Epithelioid hemangioendothelioma (EHE) shares similarities with sclerosing PN. It has myxohyaline stroma and epithelioid cells (which may form neolumina) arranged in cords, clusters and trabeculae. EHE is often associated with a vessel, usually a vein. It is CD31+, Factor VIIIR-Ag+, CD34+, EMA-. By EM, pinocytic vesicles may be a source of diagnostic confusion, but EHE has a much better developed basal lamina, tight junctions between cells, the cells are intermediate filament-rich and Weibel-Palade bodies may be present.
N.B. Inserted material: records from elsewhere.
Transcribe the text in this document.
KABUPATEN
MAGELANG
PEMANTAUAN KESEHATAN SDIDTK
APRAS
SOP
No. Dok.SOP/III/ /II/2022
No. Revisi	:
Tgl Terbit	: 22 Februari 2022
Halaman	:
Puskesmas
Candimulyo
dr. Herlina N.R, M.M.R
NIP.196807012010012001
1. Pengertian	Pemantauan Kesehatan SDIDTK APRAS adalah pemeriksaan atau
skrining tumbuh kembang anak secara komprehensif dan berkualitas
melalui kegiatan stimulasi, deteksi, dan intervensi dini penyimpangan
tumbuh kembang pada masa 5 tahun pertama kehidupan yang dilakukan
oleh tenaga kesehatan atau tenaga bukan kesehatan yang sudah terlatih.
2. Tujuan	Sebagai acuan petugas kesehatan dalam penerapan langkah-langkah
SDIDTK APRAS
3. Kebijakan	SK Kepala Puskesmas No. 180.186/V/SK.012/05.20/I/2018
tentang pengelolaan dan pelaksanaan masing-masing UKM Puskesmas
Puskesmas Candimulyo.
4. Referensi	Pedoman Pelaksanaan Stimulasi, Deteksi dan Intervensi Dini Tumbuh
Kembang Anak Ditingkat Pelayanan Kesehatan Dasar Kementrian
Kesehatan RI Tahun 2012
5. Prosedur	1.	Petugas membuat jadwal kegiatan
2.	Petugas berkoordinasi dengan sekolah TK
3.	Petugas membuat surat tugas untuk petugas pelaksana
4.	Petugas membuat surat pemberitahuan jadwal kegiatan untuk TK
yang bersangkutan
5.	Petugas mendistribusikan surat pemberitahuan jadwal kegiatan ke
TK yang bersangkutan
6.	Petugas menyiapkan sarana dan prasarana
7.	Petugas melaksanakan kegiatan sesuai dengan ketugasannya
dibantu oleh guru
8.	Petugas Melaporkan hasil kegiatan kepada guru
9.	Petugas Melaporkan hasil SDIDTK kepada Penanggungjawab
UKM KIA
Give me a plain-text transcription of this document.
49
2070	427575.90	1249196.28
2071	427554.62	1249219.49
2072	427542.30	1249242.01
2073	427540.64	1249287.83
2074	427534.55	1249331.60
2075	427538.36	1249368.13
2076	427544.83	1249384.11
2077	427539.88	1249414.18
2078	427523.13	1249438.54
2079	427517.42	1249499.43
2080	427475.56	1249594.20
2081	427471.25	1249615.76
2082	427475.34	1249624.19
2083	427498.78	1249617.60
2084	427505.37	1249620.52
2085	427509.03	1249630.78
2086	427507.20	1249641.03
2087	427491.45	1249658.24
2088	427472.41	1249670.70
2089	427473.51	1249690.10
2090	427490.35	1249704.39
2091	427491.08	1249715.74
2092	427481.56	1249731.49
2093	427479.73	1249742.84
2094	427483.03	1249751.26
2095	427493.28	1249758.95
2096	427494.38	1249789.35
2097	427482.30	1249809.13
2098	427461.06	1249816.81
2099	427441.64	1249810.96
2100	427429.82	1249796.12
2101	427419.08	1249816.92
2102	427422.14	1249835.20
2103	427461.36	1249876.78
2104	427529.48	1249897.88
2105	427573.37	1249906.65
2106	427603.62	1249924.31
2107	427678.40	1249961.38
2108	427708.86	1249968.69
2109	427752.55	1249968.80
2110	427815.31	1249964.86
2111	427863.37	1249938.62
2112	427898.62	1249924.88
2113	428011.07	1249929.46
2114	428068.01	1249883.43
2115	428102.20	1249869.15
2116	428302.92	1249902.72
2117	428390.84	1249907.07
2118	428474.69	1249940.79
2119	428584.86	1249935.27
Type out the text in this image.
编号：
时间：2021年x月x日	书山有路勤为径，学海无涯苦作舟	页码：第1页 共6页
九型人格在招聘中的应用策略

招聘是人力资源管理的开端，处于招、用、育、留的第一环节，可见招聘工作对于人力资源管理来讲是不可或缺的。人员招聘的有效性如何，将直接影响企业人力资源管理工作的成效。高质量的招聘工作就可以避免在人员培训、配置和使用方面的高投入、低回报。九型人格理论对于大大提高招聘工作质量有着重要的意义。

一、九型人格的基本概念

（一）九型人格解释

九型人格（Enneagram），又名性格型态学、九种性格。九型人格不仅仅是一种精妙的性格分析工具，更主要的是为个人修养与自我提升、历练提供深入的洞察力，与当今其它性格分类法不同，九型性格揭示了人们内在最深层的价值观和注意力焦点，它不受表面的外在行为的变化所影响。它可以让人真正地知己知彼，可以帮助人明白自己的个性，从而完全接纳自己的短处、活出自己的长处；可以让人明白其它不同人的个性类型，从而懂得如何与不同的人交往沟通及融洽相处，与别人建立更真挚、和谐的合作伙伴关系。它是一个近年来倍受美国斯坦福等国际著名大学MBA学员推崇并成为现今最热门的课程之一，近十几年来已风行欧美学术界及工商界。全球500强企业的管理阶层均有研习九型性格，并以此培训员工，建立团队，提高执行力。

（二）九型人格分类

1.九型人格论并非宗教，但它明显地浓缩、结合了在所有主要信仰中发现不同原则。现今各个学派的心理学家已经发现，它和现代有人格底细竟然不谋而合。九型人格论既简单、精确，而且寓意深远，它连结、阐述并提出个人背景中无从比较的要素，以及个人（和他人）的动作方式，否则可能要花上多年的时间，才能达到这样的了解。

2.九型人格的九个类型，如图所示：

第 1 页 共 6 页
Low grade myofibroblastic sarcoma (LGMFS) are usually deeply located and have infiltrative margins. They are moderately cellular, but may be sclerotic. The cells are plump, have fusiform, moderately pleomorphic and hyperchromatic nuclei, and there is mitotic activity. The cells are myofibroblastic (EMA-, SMA+/-, desmin+, laminin- and collagen IV-).

Low grade fibromyxoid sarcoma (LGFS) andhyalinizing spindle cell tumour with giant rosettes (HSCTGR) are now considered morphological variants of a single entity. LGFS has a swirling pattern of alternating myxoid foci and hypocellular fibrous zones. These are bland fibroblastic lesions (although foci of hypercellularity and atypia may occur) which are EMA-.

Extraskeletal myxoid chondrosarcoma (EMC) can resemble reticular PN, but EMC is deeply seated, often intramuscular, and its cells are typically larger and have eosinophilic cytoplasm. IHC may not be helpful as EMC may be S-100+ and EMA+, but a proportion of EMC express neuroendocrine markers, and they are ultrastructurally and cytogenetically distinct.